Fintech Entrepreneurs Aim to Spur Green Bond Issuance in Africa

(Bloomberg) — The need to finance more environmental projects in Africa is driving two entrepreneurs to start the first exchange dedicated to green bonds.

The Green Exchange, to be based in Ghana’s capital Accra, aims to enable companies to issue billions in green bonds and for investors to trade the debt in a secondary market, said Orla Enright, its chief executive officer. So far Africa has missed out on a global boom in borrowing to fund projects that help mitigate climate change.

“The reaction from companies in the region to the opportunity to issue a corporate green bond has been highly positive,” Enright said in an interview in Accra. “They’ve seen the potential of green bonds and that the time is now.”

Sub-Saharan Africa urgently needs to mobilize $50 billion annually to address climate adaptation in agriculture, power and urban infrastructure, and green bonds offer part of the solution, the Overseas Development Institute said in a research note. The continent is among the most at risk from climate change yet suffers from a high cost of finance.

That was one of the key issues at the United Nations climate summit in Glasgow last year, which was criticized for not doing enough to raise financial support from rich countries. Discussions on financing will resume at the next UN gathering in Egypt later this year.

So far there’s only been limited green issuance from Egypt, Nigeria and South Africa, though in other regions China and Chile have been major sellers.

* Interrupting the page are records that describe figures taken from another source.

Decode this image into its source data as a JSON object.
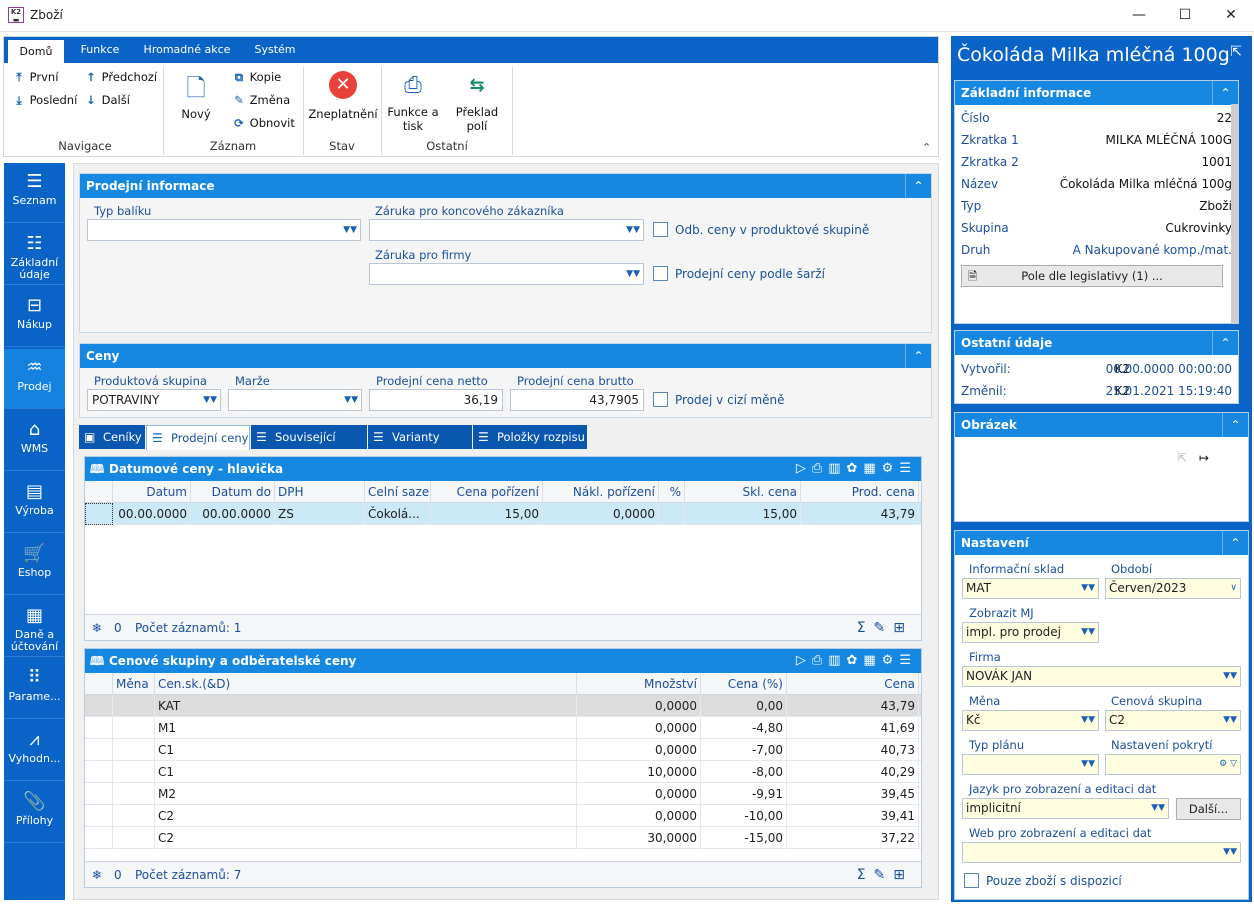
{
  "window": {
    "title": "Zboží"
  },
  "ribbon": {
    "tabs": [
      "Domů",
      "Funkce",
      "Hromadné akce",
      "Systém"
    ],
    "nav": {
      "first": "První",
      "last": "Poslední",
      "prev": "Předchozí",
      "next": "Další",
      "group": "Navigace"
    },
    "record": {
      "new": "Nový",
      "copy": "Kopie",
      "change": "Změna",
      "refresh": "Obnovit",
      "group": "Záznam"
    },
    "state": {
      "invalidate": "Zneplatnění",
      "group": "Stav"
    },
    "other": {
      "print": "Funkce a tisk",
      "translate": "Překlad polí",
      "group": "Ostatní"
    }
  },
  "leftnav": [
    {
      "label": "Seznam",
      "icon": "list-icon"
    },
    {
      "label": "Základní údaje",
      "icon": "details-icon"
    },
    {
      "label": "Nákup",
      "icon": "purchase-icon"
    },
    {
      "label": "Prodej",
      "icon": "sales-icon"
    },
    {
      "label": "WMS",
      "icon": "warehouse-icon"
    },
    {
      "label": "Výroba",
      "icon": "production-icon"
    },
    {
      "label": "Eshop",
      "icon": "cart-icon"
    },
    {
      "label": "Daně a účtování",
      "icon": "tax-icon"
    },
    {
      "label": "Parame...",
      "icon": "parameters-icon"
    },
    {
      "label": "Vyhodn...",
      "icon": "analytics-icon"
    },
    {
      "label": "Přílohy",
      "icon": "attachment-icon"
    }
  ],
  "sales_info": {
    "title": "Prodejní informace",
    "package_type_label": "Typ balíku",
    "package_type_value": "",
    "warranty_customer_label": "Záruka pro koncového zákazníka",
    "warranty_customer_value": "",
    "warranty_company_label": "Záruka pro firmy",
    "warranty_company_value": "",
    "diff_prices_label": "Odb. ceny v produktové skupině",
    "batch_prices_label": "Prodejní ceny podle šarží"
  },
  "prices": {
    "title": "Ceny",
    "product_group_label": "Produktová skupina",
    "product_group_value": "POTRAVINY",
    "margin_label": "Marže",
    "margin_value": "",
    "net_label": "Prodejní cena netto",
    "net_value": "36,19",
    "gross_label": "Prodejní cena brutto",
    "gross_value": "43,7905",
    "foreign_label": "Prodej v cizí měně"
  },
  "subtabs": [
    "Ceníky",
    "Prodejní ceny",
    "Související zboží",
    "Varianty zboží",
    "Položky rozpisu"
  ],
  "dated_prices": {
    "title": "Datumové ceny - hlavička",
    "columns": [
      "Datum",
      "Datum do",
      "DPH",
      "Celní sazeb",
      "Cena pořízení",
      "Nákl. pořízení",
      "%",
      "Skl. cena",
      "Prod. cena"
    ],
    "rows": [
      [
        "00.00.0000",
        "00.00.0000",
        "ZS",
        "Čokolá...",
        "15,00",
        "0,0000",
        "",
        "15,00",
        "43,79"
      ]
    ],
    "footer_count": "0",
    "footer_records": "Počet záznamů: 1"
  },
  "price_groups": {
    "title": "Cenové skupiny a odběratelské ceny",
    "columns": [
      "Měna",
      "Cen.sk.(&D)",
      "Množství",
      "Cena (%)",
      "Cena"
    ],
    "rows": [
      [
        "",
        "KAT",
        "0,0000",
        "0,00",
        "43,79"
      ],
      [
        "",
        "M1",
        "0,0000",
        "-4,80",
        "41,69"
      ],
      [
        "",
        "C1",
        "0,0000",
        "-7,00",
        "40,73"
      ],
      [
        "",
        "C1",
        "10,0000",
        "-8,00",
        "40,29"
      ],
      [
        "",
        "M2",
        "0,0000",
        "-9,91",
        "39,45"
      ],
      [
        "",
        "C2",
        "0,0000",
        "-10,00",
        "39,41"
      ],
      [
        "",
        "C2",
        "30,0000",
        "-15,00",
        "37,22"
      ]
    ],
    "footer_count": "0",
    "footer_records": "Počet záznamů: 7"
  },
  "right": {
    "product_title": "Čokoláda Milka mléčná 100g",
    "basic": {
      "title": "Základní informace",
      "rows": [
        {
          "k": "Číslo",
          "v": "22"
        },
        {
          "k": "Zkratka 1",
          "v": "MILKA MLÉČNÁ 100G"
        },
        {
          "k": "Zkratka 2",
          "v": "1001"
        },
        {
          "k": "Název",
          "v": "Čokoláda Milka mléčná 100g"
        },
        {
          "k": "Typ",
          "v": "Zboží"
        },
        {
          "k": "Skupina",
          "v": "Cukrovinky"
        },
        {
          "k": "Druh",
          "v": "A Nakupované komp./mat."
        }
      ],
      "legislation_button": "Pole dle legislativy (1) ..."
    },
    "other": {
      "title": "Ostatní údaje",
      "created_label": "Vytvořil:",
      "created_user": "K2",
      "created_value": "00.00.0000 00:00:00",
      "changed_label": "Změnil:",
      "changed_user": "K2",
      "changed_value": "25.01.2021 15:19:40"
    },
    "image": {
      "title": "Obrázek"
    },
    "settings": {
      "title": "Nastavení",
      "stock_label": "Informační sklad",
      "stock_value": "MAT",
      "period_label": "Období",
      "period_value": "Červen/2023",
      "unit_label": "Zobrazit MJ",
      "unit_value": "impl. pro prodej",
      "company_label": "Firma",
      "company_value": "NOVÁK JAN",
      "currency_label": "Měna",
      "currency_value": "Kč",
      "price_group_label": "Cenová skupina",
      "price_group_value": "C2",
      "plan_label": "Typ plánu",
      "plan_value": "",
      "coverage_label": "Nastavení pokrytí",
      "coverage_value": "",
      "language_label": "Jazyk pro zobrazení a editaci dat",
      "language_value": "implicitní",
      "more_button": "Další...",
      "web_label": "Web pro zobrazení a editaci dat",
      "web_value": "",
      "available_label": "Pouze zboží s dispozicí"
    }
  }
}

Green Markets Put World’s Poor at Mercy of Higher Funding Costs

“While global investment in green bonds is expected to reach $1 trillion by the end of 2022, the African market contributes only 0.4% of the global market base for green bonds,” said Enright, who was previously a partner at fintech-focused venture capital firm GOODsoil.

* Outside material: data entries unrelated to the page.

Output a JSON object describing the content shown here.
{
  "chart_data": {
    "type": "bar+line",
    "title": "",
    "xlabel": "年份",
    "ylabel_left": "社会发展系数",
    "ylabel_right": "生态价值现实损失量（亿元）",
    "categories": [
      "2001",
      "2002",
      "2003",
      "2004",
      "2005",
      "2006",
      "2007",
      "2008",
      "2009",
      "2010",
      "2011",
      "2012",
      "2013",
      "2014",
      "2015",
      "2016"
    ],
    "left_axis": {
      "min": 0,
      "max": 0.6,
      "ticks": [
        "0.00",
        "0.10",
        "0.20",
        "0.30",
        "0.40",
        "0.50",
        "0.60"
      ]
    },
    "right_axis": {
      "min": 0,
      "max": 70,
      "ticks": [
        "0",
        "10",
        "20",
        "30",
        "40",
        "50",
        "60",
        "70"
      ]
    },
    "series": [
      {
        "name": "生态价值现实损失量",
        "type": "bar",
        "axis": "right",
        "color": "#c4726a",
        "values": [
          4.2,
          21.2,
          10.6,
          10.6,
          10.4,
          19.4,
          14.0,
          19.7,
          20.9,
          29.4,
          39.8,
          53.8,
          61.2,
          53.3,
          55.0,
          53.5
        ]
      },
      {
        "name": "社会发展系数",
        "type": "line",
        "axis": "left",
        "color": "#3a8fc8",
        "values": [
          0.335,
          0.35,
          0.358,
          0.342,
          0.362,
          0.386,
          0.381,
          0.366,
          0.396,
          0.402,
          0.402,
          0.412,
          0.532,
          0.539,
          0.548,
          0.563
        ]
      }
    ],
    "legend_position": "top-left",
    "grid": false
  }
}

Issuers could get borrowing rates of between 4% and 6% to raise debt in hard currency, she said, which compares to an average local-currency lending rate in Ghana of about 20%. The exchange plans to provide the tools required to issue a green bond, including third-party verification. That in effect means it’s replacing the usual role of banks.

“In emerging markets, there is a knowledge gap in the financial ecosystem,” said Esohe Denise Odaro, head of investor relations at the International Finance Corp. and chair of green, social and sustainability-linked bond principles at the International Capital Markets Association. “Banks need to be enabled to support new issuers.”

Enright’s Ghanaian co-founder Diana Boadu Amoatin also has experience in the fintech industry, including the development of a digitized premium renewal platform for the country’s National Health Insurance Scheme. The duo are raising $2 million to build the virtual marketplace by July for both debt and equity fundraising, through crowdfunding on the equity side and green bonds on the debt side.

Their target is to spur $5 billion in green bond sales within five years, including from Kenya, Nigeria and Ghana to fund wind turbines, electric vehicle charging stations, sustainable housing and solar panel installations. They see no shortage of investor demand.

“We will be targeting an increasing number of North American and Scandinavian institutional funds incorporating ESG as one of their main criterion of investment,” Enright said, pointing to greater U.S. interest following Joe Biden’s focus on the climate and funds such as the Investment Fund for Developing Countries already investing in Africa.